Enlarge / "We did not find Clotilda. I don't think Clotilda was ever lost to some," said Delgado. (credit: Emma Langdon Roche, publisher: New York: The Knickerbocker Press, 1914.)
The state of Alabama has filed an Admiralty claim for ownership of the wreckage of the last ship to smuggle enslaved people from Africa to the United States. Archaeologists identified the wreck in an arm of the Mobile River earlier this summer. The new claim could help provide some legal protection for the wreck, but the details of its future remain to be decided.
Burned and sunk in 20 feet of water
In 1860, the US had long since outlawed the import of slaves (but not the practice of slavery itself or the sale of enslaved people born on US soil). Wealthy Mobile landowner Timothy Meaher hired ship captain William Foster to smuggle 110 captives from West Africa into Alabama—mostly to make a profit, of course, but reportedly also partly just to prove that he could. In total, 109 men, women, and children survived the crossing in the hold of the schooner Clotilda.

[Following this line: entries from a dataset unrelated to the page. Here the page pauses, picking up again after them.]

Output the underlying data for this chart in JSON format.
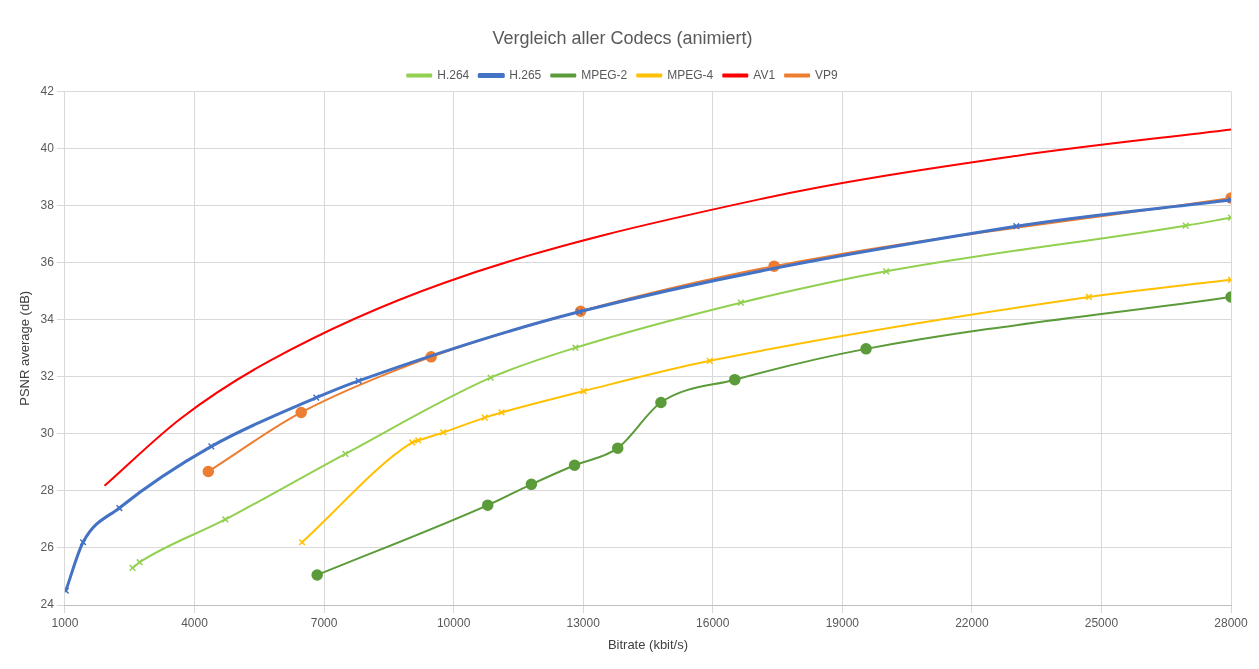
{
  "chart_data": {
    "type": "line",
    "title": "Vergleich aller Codecs (animiert)",
    "xlabel": "Bitrate (kbit/s)",
    "ylabel": "PSNR average (dB)",
    "xlim": [
      1000,
      28000
    ],
    "xticks": [
      1000,
      4000,
      7000,
      10000,
      13000,
      16000,
      19000,
      22000,
      25000,
      28000
    ],
    "ylim": [
      24,
      42
    ],
    "yticks": [
      24,
      26,
      28,
      30,
      32,
      34,
      36,
      38,
      40,
      42
    ],
    "grid": true,
    "legend": "top",
    "series": [
      {
        "name": "H.264",
        "color": "#92d050",
        "marker": "cross",
        "x": [
          2565,
          2730,
          4714,
          7494,
          10858,
          12820,
          16650,
          20016,
          26950,
          28000
        ],
        "values": [
          25.3,
          25.5,
          27.0,
          29.3,
          31.97,
          33.02,
          34.6,
          35.7,
          37.3,
          37.58
        ]
      },
      {
        "name": "H.265",
        "color": "#4472c4",
        "marker": "cross",
        "x": [
          1020,
          1420,
          2260,
          4390,
          6820,
          7800,
          12910,
          23030,
          28000
        ],
        "values": [
          24.5,
          26.2,
          27.4,
          29.56,
          31.27,
          31.86,
          34.28,
          37.28,
          38.2
        ]
      },
      {
        "name": "MPEG-2",
        "color": "#5b9b3a",
        "marker": "circle",
        "x": [
          6840,
          10790,
          11800,
          12800,
          13800,
          14800,
          16510,
          19550,
          28000
        ],
        "values": [
          25.05,
          27.5,
          28.23,
          28.9,
          29.5,
          31.1,
          31.9,
          32.98,
          34.8
        ]
      },
      {
        "name": "MPEG-4",
        "color": "#ffc000",
        "marker": "cross",
        "x": [
          6490,
          9040,
          9180,
          9760,
          10720,
          11110,
          13010,
          15930,
          24710,
          28000
        ],
        "values": [
          26.2,
          29.7,
          29.77,
          30.05,
          30.57,
          30.75,
          31.5,
          32.56,
          34.8,
          35.4
        ]
      },
      {
        "name": "AV1",
        "color": "#ff0000",
        "marker": "none",
        "x": [
          1930,
          3690,
          5740,
          9790,
          17100,
          22960,
          28000
        ],
        "values": [
          28.2,
          30.55,
          32.56,
          35.3,
          38.23,
          39.73,
          40.67
        ]
      },
      {
        "name": "VP9",
        "color": "#ed7d31",
        "marker": "circle",
        "x": [
          4320,
          6470,
          9480,
          12940,
          17420,
          28000
        ],
        "values": [
          28.68,
          30.75,
          32.7,
          34.3,
          35.88,
          38.27
        ]
      }
    ]
  }
}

After offloading his human cargo onto Meaher’s brother’s riverboat, Foster sailed up a bayou, where (according to his own handwritten account) he burned and sunk the Clotilda in 20 feet of water. It was the only way to destroy the evidence of his crime: the unmistakable stench of human waste that permeated the very wood of the ship. The 109 people who survived endured four years of slavery before the end of the Civil War, and they never returned home. Today, many of their descendants still live near Mobile.